1. Field of the Invention
This invention is related to the field of electronic circuit simulation and, more particularly, to the simulation of memories.
2. Description of the Related Art
Circuit simulation tools provide a way for the circuit designer to simulate the behavior of a complex design, identify any problems, and make alterations and enhancements to the circuit before arriving at a final design. The iterative design process has in turn improved the reliability of the end products that incorporate a given circuit design. One of the most popular circuit simulation tools is the Simulation Program with Integrated Circuit Emphasis (or SPICE). Many commercial versions of SPICE are available. In addition to SPICE-like simulators, functional simulators (which primarily are used to verify logical function of circuits) are often used, such as high level description language (HDL) simulators. HDL simulators include both event-driven simulators and cycle-based simulators.
While considered highly accurate, traditional SPICE is typically too slow for the analysis of large circuits, as the single design matrix that SPICE uses to solve the system of equations describing the circuit can grow quadratically with the number of circuit elements. To work around this limitation, so called “Fast-Spice” simulators in part achieve greater speed by intelligently partitioning a single design matrix into many smaller matrices. These small partition matrices are solved independently, and their solutions combined to form an overall solution. Design partitioning is often based on either channel-connected components or user-defined design hierarchy. A channel-connected component consists of non-linear elements which are graph-connected through their channel terminals, along with graph-connected linear elements.

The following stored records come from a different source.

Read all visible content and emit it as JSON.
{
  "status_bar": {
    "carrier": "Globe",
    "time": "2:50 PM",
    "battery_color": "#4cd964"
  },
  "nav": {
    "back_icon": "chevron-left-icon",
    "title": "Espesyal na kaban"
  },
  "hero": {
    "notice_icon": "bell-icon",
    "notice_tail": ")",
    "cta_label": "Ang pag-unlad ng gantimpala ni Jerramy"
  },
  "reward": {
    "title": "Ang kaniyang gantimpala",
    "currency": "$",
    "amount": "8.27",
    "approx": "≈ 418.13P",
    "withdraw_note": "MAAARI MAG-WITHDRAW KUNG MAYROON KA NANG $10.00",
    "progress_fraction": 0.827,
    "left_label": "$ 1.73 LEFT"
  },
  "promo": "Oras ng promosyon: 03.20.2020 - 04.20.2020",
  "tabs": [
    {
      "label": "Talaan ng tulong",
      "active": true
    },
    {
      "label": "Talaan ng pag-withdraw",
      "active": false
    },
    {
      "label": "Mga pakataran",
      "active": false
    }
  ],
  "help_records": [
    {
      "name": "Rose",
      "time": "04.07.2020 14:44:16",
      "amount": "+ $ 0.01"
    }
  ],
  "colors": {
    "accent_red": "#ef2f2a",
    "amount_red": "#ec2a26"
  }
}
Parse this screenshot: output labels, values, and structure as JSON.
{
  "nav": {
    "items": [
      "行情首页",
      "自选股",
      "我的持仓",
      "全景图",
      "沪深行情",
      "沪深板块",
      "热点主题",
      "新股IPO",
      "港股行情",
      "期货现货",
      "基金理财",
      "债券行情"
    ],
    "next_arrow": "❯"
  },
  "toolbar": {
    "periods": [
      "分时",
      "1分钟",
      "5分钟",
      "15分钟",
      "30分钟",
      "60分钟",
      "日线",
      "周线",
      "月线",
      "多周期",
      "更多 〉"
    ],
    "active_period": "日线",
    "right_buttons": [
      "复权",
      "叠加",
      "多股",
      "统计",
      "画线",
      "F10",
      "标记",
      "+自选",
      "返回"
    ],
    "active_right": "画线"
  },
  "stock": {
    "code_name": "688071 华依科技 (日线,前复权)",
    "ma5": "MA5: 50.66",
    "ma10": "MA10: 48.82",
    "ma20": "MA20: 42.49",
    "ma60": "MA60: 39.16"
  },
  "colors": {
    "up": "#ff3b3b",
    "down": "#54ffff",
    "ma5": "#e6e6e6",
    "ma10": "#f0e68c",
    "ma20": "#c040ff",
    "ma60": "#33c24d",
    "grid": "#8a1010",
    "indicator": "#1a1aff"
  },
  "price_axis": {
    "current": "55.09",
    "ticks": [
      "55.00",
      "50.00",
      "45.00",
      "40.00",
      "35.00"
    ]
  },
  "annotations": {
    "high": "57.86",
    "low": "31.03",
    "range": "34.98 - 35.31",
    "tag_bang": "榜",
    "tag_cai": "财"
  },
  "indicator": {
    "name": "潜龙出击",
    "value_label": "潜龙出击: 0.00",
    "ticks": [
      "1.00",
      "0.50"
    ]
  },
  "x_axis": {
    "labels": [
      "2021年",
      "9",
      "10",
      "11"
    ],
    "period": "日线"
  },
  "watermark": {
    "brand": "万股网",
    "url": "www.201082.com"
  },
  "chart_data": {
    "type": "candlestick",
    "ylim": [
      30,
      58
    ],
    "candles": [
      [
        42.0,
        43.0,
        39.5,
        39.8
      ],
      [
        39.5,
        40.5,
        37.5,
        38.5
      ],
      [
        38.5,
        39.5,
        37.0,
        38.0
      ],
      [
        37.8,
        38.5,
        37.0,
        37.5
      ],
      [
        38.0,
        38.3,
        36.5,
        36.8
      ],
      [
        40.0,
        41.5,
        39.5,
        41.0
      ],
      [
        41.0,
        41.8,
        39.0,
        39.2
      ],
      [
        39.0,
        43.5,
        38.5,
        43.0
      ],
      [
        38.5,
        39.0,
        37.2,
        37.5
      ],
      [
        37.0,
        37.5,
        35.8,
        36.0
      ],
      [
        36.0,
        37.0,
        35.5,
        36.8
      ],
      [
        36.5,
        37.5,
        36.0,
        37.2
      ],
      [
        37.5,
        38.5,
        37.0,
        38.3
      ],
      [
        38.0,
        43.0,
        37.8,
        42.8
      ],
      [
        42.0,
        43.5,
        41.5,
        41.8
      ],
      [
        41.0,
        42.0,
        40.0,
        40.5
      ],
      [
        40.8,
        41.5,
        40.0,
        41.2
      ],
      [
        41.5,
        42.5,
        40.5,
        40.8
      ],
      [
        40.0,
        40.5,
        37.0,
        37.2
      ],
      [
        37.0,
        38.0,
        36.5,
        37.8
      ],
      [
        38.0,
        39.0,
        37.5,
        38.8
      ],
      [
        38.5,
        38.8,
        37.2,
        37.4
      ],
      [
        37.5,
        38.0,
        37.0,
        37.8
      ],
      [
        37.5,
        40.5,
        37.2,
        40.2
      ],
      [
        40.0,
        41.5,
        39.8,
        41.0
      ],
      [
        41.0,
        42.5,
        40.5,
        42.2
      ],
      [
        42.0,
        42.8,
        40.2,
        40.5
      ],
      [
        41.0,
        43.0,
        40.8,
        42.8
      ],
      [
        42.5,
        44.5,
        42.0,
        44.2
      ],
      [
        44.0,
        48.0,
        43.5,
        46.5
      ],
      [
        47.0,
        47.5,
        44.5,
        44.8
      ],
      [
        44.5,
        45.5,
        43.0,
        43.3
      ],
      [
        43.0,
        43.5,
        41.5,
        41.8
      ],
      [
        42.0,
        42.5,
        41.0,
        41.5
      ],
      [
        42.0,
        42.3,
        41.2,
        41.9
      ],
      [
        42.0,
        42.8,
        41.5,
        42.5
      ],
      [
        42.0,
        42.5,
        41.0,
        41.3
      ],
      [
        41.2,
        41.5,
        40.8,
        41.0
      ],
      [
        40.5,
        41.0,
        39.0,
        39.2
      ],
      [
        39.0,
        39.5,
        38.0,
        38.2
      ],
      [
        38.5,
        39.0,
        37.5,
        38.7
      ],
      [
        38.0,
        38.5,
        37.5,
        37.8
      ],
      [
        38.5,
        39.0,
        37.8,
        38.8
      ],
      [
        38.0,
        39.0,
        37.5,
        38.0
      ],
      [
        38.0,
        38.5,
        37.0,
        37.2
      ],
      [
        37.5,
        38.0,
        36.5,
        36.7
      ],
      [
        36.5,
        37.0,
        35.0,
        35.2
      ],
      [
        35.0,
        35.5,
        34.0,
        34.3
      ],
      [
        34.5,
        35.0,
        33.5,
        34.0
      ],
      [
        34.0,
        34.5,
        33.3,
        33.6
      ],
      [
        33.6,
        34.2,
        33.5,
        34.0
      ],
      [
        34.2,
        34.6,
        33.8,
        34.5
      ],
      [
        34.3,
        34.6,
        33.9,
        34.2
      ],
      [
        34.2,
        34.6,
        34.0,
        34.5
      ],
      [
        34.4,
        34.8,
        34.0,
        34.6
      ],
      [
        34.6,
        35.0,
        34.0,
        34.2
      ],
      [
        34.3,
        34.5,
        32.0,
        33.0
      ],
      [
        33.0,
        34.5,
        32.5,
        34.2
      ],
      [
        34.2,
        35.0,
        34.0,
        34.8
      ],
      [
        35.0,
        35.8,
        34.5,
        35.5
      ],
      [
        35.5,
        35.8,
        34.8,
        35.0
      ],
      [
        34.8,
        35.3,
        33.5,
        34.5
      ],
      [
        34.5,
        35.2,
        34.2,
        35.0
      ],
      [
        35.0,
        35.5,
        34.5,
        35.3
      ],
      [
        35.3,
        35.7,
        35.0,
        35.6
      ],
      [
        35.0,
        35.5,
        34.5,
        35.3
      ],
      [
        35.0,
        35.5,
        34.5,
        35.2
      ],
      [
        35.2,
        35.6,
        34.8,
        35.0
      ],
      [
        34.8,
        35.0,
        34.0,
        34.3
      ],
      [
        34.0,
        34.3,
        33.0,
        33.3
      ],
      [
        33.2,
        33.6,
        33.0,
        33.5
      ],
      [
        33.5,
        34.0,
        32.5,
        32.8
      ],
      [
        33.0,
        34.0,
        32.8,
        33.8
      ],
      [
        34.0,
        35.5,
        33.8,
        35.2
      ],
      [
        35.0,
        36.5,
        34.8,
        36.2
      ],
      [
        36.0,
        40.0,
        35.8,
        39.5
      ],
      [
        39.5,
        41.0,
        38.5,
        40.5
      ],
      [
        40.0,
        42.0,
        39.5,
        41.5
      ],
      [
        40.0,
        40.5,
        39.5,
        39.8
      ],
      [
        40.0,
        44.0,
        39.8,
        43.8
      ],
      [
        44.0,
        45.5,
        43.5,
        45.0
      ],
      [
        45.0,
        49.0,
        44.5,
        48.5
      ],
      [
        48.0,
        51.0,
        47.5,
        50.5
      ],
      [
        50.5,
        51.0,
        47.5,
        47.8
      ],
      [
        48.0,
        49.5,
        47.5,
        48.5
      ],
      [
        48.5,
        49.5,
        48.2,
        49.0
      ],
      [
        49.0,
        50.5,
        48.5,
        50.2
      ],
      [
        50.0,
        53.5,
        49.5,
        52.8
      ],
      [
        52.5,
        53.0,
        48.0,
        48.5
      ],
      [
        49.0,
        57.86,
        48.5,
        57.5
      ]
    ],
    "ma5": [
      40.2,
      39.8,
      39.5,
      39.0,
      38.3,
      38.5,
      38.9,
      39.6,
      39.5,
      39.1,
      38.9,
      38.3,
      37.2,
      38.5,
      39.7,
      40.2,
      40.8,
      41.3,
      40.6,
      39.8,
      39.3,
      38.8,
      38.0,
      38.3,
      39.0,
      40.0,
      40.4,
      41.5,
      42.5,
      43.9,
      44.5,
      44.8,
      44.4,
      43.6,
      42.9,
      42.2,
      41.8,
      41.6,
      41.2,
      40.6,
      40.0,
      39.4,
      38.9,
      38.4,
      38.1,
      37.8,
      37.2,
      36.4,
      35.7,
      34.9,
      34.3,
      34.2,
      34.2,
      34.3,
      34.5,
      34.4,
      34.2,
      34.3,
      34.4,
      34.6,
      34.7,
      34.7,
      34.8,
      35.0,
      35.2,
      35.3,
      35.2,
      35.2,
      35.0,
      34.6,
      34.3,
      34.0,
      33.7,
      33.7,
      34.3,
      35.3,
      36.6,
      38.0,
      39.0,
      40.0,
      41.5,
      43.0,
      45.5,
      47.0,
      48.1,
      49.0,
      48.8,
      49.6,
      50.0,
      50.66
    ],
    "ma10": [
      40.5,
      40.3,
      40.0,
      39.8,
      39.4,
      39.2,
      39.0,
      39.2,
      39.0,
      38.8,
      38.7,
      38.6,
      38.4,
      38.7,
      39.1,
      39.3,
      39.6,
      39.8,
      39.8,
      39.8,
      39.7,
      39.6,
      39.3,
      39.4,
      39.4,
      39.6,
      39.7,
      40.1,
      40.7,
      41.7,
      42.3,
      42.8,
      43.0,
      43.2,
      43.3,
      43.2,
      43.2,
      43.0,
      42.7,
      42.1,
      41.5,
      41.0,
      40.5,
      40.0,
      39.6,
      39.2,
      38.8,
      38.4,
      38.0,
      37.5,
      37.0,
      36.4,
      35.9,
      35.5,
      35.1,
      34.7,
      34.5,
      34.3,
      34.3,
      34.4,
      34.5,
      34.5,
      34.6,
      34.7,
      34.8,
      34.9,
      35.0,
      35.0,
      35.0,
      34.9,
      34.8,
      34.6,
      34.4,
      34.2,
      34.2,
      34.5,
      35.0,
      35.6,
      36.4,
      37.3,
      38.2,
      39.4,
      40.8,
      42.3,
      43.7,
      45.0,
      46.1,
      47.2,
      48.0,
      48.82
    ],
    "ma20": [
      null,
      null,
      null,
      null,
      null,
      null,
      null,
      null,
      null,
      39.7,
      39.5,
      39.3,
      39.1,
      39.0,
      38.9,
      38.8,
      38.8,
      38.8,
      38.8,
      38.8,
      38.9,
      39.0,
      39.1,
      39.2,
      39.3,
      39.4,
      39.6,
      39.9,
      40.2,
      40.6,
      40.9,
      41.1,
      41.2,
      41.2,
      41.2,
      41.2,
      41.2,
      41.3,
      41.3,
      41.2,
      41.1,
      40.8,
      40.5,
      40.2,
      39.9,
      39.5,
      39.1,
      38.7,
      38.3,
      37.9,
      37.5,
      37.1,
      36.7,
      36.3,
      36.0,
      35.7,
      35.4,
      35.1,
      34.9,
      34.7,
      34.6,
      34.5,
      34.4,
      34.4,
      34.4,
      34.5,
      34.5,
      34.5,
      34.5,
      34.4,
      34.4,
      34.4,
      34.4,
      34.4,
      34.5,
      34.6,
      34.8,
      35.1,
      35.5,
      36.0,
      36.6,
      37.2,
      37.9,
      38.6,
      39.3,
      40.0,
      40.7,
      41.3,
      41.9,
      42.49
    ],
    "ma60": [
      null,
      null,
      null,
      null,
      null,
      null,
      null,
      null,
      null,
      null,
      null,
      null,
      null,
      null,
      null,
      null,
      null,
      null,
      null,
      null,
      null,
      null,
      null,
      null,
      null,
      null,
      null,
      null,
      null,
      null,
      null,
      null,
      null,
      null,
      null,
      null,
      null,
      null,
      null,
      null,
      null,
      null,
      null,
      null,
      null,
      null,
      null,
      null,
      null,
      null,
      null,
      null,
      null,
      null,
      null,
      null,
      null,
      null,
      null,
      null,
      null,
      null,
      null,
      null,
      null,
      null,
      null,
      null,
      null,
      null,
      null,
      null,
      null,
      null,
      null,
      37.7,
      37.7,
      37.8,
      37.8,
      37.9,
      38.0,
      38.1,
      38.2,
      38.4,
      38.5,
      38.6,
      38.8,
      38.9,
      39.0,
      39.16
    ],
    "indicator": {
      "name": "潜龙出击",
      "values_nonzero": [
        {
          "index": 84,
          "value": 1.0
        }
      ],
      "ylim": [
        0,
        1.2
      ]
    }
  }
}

One type of simulation that is computationally expensive (both in processor execution time and simulation memory requirements) is a simulation of a memory design. The memory design includes many transistors, each of which is a non-linear element that must be evaluated in each time step via various numerical methods. In order to reduce the effort, some simulators have either simulated a column of the memory and copied the results to other columns, or have reduced the model to only two columns (one storing a logical one and the other storing a logical zero in each bit cell in the column) and have extrapolated the results to other columns. In either case, the model is large because each bit cell in the column includes non-linear elements that must be simulated.